13.1 miles separates you from the start to the finish line. Everything in between that is made up of endurance, grit and determination. You have the power to determine your grit and determination, but how do you improve endurance?
I ran the Oulton Park Half Marathon in Feb. What I recommend in this article is a way of training that worked for me. Give it a go.
At the start of your training, run a half marathon (or as long as you can until you fatigue) and record how long you ran and how far. Remember that this time and distance will be the worst one that you will record because from here you can only get better as you will train hard and aim to improve it.
I did a mix of short distance, medium distance and long distance runs.
- My short distant runs consisted of 10k (6.2miles) and was done like a time trial.
- My middle distance runs would consist of 10 miles. For these runs, my pace would be slightly slower than my short distance runs.

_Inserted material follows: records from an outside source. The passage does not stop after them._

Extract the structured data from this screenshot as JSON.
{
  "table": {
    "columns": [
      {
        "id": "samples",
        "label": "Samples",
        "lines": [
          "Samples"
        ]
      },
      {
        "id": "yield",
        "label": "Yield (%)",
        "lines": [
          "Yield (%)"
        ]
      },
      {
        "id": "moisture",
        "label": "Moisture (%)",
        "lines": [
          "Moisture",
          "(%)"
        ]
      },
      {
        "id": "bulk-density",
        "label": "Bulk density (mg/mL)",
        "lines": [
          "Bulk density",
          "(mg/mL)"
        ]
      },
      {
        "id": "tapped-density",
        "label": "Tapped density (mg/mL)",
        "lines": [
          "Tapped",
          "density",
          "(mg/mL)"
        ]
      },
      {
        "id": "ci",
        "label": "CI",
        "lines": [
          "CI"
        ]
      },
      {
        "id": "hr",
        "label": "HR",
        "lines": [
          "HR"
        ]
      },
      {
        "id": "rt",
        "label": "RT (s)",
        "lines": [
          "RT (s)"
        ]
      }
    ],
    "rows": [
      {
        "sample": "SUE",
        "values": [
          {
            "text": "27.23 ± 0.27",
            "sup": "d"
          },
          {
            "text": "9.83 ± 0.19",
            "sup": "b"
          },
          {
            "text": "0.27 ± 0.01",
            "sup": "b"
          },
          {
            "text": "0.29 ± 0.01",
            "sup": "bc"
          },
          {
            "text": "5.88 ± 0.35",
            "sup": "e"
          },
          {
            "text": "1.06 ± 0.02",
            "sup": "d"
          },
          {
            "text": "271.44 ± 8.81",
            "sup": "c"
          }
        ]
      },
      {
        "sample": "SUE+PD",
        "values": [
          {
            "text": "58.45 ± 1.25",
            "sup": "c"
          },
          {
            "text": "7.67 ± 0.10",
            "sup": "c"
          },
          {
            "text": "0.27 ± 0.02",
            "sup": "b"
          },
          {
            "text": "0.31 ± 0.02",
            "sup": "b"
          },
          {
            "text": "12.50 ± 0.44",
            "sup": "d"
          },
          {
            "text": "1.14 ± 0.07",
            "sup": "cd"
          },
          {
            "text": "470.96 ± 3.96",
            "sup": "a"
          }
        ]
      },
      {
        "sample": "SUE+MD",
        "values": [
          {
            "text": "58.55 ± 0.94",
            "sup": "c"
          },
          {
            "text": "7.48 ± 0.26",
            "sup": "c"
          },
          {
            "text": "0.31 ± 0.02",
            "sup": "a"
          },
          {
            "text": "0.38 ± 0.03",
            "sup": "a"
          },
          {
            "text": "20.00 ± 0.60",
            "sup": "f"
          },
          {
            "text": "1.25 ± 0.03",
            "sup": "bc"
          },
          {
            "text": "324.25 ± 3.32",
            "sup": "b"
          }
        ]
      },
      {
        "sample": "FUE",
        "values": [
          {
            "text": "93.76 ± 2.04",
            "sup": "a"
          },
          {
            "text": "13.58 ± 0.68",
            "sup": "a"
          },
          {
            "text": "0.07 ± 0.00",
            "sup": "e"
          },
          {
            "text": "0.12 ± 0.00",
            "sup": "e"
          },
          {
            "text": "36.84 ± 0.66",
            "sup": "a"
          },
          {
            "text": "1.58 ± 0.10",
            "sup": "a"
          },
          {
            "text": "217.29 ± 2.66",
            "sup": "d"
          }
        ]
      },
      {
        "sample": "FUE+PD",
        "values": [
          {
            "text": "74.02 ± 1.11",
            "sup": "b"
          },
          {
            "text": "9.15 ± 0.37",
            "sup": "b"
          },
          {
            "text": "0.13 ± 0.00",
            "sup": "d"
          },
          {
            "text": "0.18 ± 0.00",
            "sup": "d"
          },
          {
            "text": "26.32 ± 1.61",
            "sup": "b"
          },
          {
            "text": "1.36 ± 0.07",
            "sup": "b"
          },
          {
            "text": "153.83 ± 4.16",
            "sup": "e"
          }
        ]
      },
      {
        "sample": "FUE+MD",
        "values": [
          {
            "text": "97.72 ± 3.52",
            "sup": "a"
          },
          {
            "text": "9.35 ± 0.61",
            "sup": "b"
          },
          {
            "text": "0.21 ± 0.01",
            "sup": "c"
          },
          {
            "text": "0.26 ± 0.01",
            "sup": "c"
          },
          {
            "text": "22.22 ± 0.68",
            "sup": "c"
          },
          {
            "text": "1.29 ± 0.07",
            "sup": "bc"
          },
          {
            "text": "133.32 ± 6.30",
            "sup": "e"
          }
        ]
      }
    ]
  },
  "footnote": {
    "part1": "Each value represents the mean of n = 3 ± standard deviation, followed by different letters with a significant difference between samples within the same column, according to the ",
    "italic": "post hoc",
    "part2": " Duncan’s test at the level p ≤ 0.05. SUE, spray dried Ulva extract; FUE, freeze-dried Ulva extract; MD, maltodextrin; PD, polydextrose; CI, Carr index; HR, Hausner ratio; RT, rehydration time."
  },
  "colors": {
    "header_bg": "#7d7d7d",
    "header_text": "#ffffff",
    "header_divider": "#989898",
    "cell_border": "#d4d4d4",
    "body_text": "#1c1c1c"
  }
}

- My long distance runs were the full 13.1 miles of a half marathon.
I trained 4 times a week. Every two weeks, I did a long distance run.
Here is an example of my training plan:
First week: 1 long distant run. 2 short distant runs. 1 middle distant run.
Second week: 2 short distant runs. 2 middle distant runs.
Third week: 1 long distant run. 2 short distant runs. 1 middle distant run.
Fourth week: 2 short distant runs. 2 middle distant runs.
Fifth week: 1 long distant run. 2 short distant runs. 1 middle distant run.
The short and middle sessions will improve your cardiovascular endurance levels, so that when you do the half marathon it will feel a lot easier than when you first began. Remember to record your runs so that you can see if you are improving or at what points you tend to slow down (you can do this using the Nike+ app or a fitness watch such as the Fitbit Charge 2).
On the week leading up to the half marathon, I did a mix of middle distant and short distant runs as i didn’t want to put an extra strain on my body leading up to the run. Give it a go!